Переселенческий поток захватил не только скандинавов, но и норманские древности. Переселенцы, соприкасаясь со скандинавской культурой в самой Скандинавии, несомненно, заимствовали и переработали какие-то ее элементы, создав еще на подступах к Руси своеобразную культуру, отличающейся эклектичностью и гибридизацией различных по происхождению элементов (южнобалтийских и скандинавских), привнеся ее затем в русские пределы. Тому, несомненно, способствовали и смешанные браки (хотя и редкие), о чем говорит антропологический тип населения в Шестовицах, не встречающийся в других местах Руси. Нельзя забывать и общие моменты, присущие жителям Южной Балтики (славянам и ассимилированным ими народам) и населению Скандинавии, что проявлялось в общих чертах, например, погребального обряда. Подобное не удивительно, ибо «племена германское и славянское, — говорил С. М. Соловьев, — чем ближе к языческой древности, тем сходнее между собою в понятиях религиозных, нравах, обычаях»[1577]
. Так, в середине XI в. в земле лютичей жило племя, свидетельствуют западноевропейские источники, поклонявшееся Водану, Тору и Фрейе[1578]. В науке подчеркивается, что факт заимствования германцами образа Водана-Одина и Донара-Тора из кельтского пантеона «является общепризнанным»[1579].В силу названных фактов довольно сомнительно толковать погребения, где наличествуют железные гривны с молоточками Тора, исключительно как только скандинавские[1580]

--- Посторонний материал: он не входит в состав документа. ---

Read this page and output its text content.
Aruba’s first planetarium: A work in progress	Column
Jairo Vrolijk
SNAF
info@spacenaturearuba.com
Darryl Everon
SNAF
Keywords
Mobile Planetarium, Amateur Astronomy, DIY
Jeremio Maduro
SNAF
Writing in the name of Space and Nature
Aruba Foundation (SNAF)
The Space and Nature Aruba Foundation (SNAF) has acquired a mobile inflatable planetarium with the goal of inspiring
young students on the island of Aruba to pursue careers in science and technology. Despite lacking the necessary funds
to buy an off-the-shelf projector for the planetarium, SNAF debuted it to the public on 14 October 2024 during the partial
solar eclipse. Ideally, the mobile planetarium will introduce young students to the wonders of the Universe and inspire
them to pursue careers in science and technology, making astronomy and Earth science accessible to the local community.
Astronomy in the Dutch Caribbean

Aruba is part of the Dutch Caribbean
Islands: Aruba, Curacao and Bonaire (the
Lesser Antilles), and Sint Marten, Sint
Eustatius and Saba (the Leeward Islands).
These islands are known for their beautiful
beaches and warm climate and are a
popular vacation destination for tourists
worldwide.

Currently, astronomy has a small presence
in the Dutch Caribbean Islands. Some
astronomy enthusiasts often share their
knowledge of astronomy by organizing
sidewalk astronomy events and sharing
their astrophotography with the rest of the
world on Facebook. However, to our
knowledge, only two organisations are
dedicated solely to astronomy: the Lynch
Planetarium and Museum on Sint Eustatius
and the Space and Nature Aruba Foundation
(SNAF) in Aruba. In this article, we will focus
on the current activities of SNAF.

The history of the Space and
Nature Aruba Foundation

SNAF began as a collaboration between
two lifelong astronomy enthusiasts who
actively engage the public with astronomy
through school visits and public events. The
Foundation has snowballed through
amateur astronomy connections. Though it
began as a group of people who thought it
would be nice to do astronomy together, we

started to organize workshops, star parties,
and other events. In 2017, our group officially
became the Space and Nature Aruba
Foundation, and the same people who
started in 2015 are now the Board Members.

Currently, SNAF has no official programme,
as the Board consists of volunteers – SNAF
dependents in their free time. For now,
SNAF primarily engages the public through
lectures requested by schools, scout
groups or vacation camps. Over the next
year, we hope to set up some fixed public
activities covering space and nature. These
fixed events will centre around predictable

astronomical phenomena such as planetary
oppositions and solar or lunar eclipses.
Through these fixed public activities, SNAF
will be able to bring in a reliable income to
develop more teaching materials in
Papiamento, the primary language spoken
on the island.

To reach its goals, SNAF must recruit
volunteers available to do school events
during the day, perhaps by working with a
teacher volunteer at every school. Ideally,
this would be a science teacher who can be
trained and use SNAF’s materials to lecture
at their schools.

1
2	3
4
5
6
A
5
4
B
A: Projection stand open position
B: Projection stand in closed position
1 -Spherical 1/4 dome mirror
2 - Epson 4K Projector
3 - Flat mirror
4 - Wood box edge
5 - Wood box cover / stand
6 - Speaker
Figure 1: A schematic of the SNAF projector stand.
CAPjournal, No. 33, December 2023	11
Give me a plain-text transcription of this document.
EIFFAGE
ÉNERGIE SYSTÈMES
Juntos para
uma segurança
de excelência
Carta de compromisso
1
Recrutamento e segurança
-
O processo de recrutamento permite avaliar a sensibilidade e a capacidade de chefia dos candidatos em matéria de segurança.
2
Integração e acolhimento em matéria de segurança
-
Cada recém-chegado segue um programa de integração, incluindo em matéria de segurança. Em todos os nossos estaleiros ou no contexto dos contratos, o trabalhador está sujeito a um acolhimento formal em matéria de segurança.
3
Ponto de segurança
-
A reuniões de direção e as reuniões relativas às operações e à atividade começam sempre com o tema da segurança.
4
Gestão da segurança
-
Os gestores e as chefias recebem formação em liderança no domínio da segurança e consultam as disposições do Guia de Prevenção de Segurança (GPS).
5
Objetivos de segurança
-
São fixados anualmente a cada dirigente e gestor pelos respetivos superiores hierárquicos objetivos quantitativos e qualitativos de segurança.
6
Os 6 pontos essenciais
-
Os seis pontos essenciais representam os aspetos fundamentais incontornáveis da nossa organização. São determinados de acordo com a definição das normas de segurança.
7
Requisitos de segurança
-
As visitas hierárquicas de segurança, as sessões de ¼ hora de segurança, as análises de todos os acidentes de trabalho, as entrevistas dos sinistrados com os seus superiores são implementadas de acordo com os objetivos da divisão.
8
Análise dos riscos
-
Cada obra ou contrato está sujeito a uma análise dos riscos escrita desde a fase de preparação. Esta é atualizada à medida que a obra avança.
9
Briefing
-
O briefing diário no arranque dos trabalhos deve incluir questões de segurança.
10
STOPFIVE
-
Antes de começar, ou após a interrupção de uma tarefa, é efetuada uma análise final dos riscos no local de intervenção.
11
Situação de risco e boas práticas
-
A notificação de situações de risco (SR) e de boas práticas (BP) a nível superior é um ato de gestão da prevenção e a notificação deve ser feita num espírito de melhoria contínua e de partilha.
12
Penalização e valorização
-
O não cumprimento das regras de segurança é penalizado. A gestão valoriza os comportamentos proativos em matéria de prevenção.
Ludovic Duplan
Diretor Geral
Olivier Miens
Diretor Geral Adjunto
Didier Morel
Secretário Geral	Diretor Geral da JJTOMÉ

. Правоту этих слов подтверждает С. И. Кочкуркина, констатировавшая в 1970 г., что такие ритуальные вещи как железные гривны с молоточками Тора «должны сопровождать скандинавские погребения, но железные гривны в приладожских курганах за исключением двух экземпляров, найденных в мужских захоронениях, принадлежали местному населению»[1581]. К тому же, указывается в литературе, эти гривны встречаются «не на всей территории Скандинавии»[1582]. Также весьма сомнительно однозначно выдавать погребения староладожского Плакуна за скандинавские (большинство которых археологи-норманисты связывают со шведами, якобы появившимися в Ладоге около 860 г.[1583], т. е. старательно пытаются наполнить соответствующим содержанием известия ПВЛ под 859 и 862 гг.). Во-первых, констатирует А. Стальсберг, ладейные заклепки из Плакуна «ближе к балтийской и славянской, нежели скандинавской традиции»[1584], хотя, конечно, уж в Ладогу-то норманны должны были бы прибыть на своих судах. Во-вторых, в этих захоронениях представлены сосуды южнобалтийского типа[1585], а в одном из них обнаружены обломки двух фризских кувшинов[1586]. В-третьих, на их связь с Южной Балтикой указывает и погребение в камере с гробовищем, имеющем, подчеркивает К. А. Михайлов, «прямые и многочисленные» аналогии в памятниках Дании и Шлезвиг-Голштейн (конец IX — конец X в.), которые, в свою очередь, близки по своей конструкции к захоронениям германцев VІ-VІІІ веков. Вполне естественен и вывод ученого, что погребенный прибыл из Южной Ютландии[1587]. Впрочем, как и те, следует добавить, кто провожал его в последний путь (О. И. Давидан, основываясь на находках в ранних слоях Ладоги фризских гребенок или, как она их еще квалифицирует, западнославянских, говорит о присутствии среди ее жителей фризских купцов и ремесленников[1588]). Само возникновение могильника Михайлов отнес, в отличие от своих коллег, к более позднему времени: началу X в., также указав на тот факт, что в нем, при наличии женских погребений, практически отсутствуют скандинавские украшения[1589].